Public education advocates are quick to blame low test scores on minority students, but there’s no evidence to support this. While there are many reasons for the drop in scores, the overall decline cannot be attributed to mediocre students watering down the results. Studies show that only six percent of 11th graders had solved multi-step math problems, and 75 percent did not know Lincoln’s name. Only one in five knew about Reconstruction, either.
In America, decentralizing education funding creates an increasing wealth gap. For example, Connecticut has one of the largest wealth disparities in the nation. Poor districts often border affluent ones. East Hartford, for example, has poor children while West Hartford is rich. Yet, Connecticut has one of the first mandatory public education laws. Despite this inequality, the education system still fails to improve student outcomes.

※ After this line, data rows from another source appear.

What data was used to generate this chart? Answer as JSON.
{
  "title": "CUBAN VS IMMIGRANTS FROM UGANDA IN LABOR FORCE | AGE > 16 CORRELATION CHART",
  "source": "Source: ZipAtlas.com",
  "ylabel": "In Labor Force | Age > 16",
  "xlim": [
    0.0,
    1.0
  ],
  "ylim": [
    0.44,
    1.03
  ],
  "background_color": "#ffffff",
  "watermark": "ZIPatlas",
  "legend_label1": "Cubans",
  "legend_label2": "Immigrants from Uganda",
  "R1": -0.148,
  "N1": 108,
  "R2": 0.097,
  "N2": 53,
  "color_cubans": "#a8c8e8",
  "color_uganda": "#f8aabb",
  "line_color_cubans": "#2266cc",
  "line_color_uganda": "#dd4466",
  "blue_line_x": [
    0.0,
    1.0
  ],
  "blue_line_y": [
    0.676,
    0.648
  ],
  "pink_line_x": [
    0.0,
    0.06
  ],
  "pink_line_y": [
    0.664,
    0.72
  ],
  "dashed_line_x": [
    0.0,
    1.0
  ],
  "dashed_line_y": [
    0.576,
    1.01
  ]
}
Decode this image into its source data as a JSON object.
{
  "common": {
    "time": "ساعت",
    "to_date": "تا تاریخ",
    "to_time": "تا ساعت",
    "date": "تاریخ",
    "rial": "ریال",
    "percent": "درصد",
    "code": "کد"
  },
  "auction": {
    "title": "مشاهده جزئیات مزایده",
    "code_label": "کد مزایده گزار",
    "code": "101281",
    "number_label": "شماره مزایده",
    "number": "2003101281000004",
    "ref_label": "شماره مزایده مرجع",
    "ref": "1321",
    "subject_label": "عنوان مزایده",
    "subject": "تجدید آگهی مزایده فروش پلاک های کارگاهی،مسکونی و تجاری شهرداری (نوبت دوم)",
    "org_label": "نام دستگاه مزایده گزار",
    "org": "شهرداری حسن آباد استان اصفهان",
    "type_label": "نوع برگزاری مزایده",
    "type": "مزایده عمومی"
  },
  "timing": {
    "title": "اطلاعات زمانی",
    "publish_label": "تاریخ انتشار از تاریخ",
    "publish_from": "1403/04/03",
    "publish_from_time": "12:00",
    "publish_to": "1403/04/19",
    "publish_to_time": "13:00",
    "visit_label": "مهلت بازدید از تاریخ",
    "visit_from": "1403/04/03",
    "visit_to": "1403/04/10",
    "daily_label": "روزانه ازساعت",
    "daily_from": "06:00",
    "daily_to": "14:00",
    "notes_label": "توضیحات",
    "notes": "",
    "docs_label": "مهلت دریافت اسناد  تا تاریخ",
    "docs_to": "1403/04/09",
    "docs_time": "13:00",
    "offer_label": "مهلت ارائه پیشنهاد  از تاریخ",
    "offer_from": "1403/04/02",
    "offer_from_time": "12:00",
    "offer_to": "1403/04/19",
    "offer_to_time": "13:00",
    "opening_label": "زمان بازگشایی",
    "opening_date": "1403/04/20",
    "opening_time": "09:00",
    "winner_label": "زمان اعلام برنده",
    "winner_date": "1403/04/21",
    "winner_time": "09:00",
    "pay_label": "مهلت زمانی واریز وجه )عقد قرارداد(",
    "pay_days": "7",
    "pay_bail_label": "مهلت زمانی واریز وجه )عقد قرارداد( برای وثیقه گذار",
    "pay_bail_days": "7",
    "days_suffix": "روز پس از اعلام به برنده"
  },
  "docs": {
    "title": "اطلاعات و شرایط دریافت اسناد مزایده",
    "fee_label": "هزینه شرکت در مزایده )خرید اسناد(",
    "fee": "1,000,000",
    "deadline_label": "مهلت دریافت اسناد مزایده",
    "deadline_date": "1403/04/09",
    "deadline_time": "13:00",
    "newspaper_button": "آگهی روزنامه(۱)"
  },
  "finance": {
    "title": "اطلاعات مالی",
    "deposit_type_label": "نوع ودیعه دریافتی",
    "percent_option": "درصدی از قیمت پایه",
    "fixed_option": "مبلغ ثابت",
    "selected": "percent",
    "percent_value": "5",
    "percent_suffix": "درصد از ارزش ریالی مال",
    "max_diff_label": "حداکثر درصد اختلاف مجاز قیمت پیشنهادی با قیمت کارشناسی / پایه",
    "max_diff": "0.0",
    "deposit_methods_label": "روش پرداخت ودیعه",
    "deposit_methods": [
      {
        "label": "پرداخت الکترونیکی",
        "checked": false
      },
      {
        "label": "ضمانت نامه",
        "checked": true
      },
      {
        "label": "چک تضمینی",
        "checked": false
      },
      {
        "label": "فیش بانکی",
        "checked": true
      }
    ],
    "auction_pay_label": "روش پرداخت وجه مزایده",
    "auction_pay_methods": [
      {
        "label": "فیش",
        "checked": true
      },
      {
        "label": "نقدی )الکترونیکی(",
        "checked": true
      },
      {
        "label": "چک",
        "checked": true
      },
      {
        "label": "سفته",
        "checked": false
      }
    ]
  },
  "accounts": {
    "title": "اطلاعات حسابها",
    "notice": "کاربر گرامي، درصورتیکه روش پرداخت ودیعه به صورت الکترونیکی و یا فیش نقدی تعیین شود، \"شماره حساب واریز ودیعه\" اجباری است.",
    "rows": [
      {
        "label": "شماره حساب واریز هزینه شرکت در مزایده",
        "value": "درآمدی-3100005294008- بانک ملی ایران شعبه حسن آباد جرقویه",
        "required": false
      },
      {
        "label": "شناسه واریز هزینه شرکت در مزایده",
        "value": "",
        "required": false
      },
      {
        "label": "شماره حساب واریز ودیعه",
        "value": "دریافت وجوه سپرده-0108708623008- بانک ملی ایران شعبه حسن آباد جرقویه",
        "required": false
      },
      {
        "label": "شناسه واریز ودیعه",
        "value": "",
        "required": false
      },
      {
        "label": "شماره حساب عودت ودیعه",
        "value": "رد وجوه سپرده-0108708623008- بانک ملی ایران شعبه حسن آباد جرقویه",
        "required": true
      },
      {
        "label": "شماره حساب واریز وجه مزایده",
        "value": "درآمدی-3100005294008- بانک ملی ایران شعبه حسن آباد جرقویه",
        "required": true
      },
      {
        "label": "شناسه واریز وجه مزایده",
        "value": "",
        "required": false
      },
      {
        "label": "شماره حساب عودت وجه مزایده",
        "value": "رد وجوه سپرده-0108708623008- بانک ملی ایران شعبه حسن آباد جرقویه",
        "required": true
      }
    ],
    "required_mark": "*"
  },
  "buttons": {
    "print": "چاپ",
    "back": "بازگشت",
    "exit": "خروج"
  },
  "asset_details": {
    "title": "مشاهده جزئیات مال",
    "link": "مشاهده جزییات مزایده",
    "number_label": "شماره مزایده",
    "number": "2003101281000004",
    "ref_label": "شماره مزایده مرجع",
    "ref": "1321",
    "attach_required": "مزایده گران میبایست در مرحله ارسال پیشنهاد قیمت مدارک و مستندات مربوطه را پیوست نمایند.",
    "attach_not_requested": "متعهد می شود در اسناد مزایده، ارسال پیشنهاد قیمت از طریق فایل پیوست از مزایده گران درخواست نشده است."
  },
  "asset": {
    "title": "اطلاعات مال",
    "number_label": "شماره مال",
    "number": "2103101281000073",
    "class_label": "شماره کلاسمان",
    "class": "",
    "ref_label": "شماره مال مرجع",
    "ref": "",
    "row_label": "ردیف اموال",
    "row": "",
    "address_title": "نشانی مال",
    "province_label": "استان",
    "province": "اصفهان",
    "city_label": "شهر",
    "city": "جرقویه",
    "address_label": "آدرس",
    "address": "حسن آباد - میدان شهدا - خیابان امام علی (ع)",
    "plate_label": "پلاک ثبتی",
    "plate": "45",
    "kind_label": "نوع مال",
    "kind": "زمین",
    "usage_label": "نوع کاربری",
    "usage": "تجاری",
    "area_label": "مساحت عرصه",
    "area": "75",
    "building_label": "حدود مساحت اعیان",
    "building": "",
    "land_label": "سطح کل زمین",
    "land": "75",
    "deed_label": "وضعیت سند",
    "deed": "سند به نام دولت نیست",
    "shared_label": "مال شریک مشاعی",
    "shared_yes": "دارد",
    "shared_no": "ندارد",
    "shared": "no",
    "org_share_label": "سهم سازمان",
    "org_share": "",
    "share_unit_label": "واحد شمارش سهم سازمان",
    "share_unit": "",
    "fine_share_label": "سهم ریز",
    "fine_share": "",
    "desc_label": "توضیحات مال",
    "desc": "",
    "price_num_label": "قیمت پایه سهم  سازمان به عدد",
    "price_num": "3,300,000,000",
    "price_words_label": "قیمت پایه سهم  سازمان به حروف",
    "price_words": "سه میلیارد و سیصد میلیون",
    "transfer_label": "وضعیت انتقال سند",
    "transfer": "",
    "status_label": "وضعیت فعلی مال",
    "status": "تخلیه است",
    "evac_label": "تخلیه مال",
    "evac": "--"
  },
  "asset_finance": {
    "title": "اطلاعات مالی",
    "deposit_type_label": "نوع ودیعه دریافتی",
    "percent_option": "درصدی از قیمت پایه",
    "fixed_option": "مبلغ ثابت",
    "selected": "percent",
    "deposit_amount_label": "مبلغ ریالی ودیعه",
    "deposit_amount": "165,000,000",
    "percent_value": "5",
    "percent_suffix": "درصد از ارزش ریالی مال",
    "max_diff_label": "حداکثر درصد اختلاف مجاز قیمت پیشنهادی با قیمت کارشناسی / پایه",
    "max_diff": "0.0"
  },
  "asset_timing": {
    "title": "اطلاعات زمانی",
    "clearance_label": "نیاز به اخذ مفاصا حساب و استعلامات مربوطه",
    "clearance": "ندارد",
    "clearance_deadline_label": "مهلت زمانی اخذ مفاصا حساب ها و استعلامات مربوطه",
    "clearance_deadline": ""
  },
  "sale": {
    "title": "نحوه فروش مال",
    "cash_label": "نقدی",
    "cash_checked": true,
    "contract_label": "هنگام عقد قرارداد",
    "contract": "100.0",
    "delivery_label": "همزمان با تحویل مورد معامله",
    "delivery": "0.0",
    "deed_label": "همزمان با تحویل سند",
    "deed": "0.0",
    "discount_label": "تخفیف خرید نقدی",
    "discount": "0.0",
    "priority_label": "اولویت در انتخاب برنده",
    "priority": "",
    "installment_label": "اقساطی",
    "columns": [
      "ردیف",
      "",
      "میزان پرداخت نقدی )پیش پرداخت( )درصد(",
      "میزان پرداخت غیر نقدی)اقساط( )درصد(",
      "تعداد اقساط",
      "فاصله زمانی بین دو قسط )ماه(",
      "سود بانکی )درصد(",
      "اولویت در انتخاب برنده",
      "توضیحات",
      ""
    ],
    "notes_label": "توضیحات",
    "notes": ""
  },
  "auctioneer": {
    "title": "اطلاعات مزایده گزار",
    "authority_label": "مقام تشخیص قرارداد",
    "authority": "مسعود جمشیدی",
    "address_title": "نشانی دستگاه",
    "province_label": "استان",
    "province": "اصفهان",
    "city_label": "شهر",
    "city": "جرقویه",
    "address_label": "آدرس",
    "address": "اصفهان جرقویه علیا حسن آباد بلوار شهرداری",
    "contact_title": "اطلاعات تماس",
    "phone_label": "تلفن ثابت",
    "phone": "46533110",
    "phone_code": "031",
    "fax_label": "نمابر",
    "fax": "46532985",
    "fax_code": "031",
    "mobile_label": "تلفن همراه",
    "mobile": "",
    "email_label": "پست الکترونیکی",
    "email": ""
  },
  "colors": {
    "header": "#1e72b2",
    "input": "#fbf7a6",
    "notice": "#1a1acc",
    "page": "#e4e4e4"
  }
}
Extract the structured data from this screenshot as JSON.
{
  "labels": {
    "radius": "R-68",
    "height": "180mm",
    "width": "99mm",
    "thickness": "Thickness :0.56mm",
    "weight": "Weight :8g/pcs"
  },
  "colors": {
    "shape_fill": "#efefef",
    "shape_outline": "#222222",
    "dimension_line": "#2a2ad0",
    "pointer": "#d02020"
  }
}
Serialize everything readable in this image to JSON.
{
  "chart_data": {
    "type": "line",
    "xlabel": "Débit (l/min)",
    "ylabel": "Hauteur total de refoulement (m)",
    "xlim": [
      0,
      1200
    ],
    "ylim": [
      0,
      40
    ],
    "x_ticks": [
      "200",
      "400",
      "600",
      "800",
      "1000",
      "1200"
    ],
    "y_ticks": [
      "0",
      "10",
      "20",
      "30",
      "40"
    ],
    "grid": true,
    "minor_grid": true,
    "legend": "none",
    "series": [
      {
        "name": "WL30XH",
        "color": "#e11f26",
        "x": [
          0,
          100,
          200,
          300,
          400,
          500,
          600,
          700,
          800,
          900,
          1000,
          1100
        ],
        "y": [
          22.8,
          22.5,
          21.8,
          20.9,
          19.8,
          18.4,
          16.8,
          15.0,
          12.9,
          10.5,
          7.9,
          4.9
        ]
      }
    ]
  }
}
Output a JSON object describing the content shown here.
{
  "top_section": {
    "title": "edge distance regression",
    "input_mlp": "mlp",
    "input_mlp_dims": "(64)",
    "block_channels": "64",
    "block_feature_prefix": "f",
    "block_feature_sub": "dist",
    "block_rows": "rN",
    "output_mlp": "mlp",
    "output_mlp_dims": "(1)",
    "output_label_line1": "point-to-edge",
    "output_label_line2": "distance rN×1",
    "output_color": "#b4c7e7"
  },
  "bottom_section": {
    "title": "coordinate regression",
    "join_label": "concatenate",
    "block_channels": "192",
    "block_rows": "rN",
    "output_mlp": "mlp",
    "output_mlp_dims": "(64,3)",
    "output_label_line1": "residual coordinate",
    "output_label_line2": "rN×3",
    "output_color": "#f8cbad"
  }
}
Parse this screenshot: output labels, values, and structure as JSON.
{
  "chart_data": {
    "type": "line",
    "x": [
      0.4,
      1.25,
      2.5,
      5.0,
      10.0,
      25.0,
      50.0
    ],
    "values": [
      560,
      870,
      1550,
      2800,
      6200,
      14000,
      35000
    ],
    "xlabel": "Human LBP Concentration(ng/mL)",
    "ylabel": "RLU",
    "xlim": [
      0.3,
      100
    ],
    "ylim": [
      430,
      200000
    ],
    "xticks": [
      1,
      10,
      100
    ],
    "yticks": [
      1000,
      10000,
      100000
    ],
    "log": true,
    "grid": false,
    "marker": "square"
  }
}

Many critics say the Common Core standards, which were introduced in 2009, lead to a focus on standardized testing. Test scores are the main measure of school performance. The pressure to improve test scores leads teachers to adopt a “teach to the test” philosophy that leads to decreased focus on the non-tested subjects. Furthermore, the Common Core State Standards do not address the problem of poverty, which is often a root cause of low test scores.
Parents are too involved in the educational process. Teachers spend far more time with students outside of school hours. The system is a faulty link. Many students are more likely to struggle in disadvantaged socioeconomic groups than those in higher income families. Parents often neglect their children because of their jobs and over-reliance on schools. If you’ve experienced this, you know how it feels. If you’ve been one of the victims of poor education, you know exactly what I mean.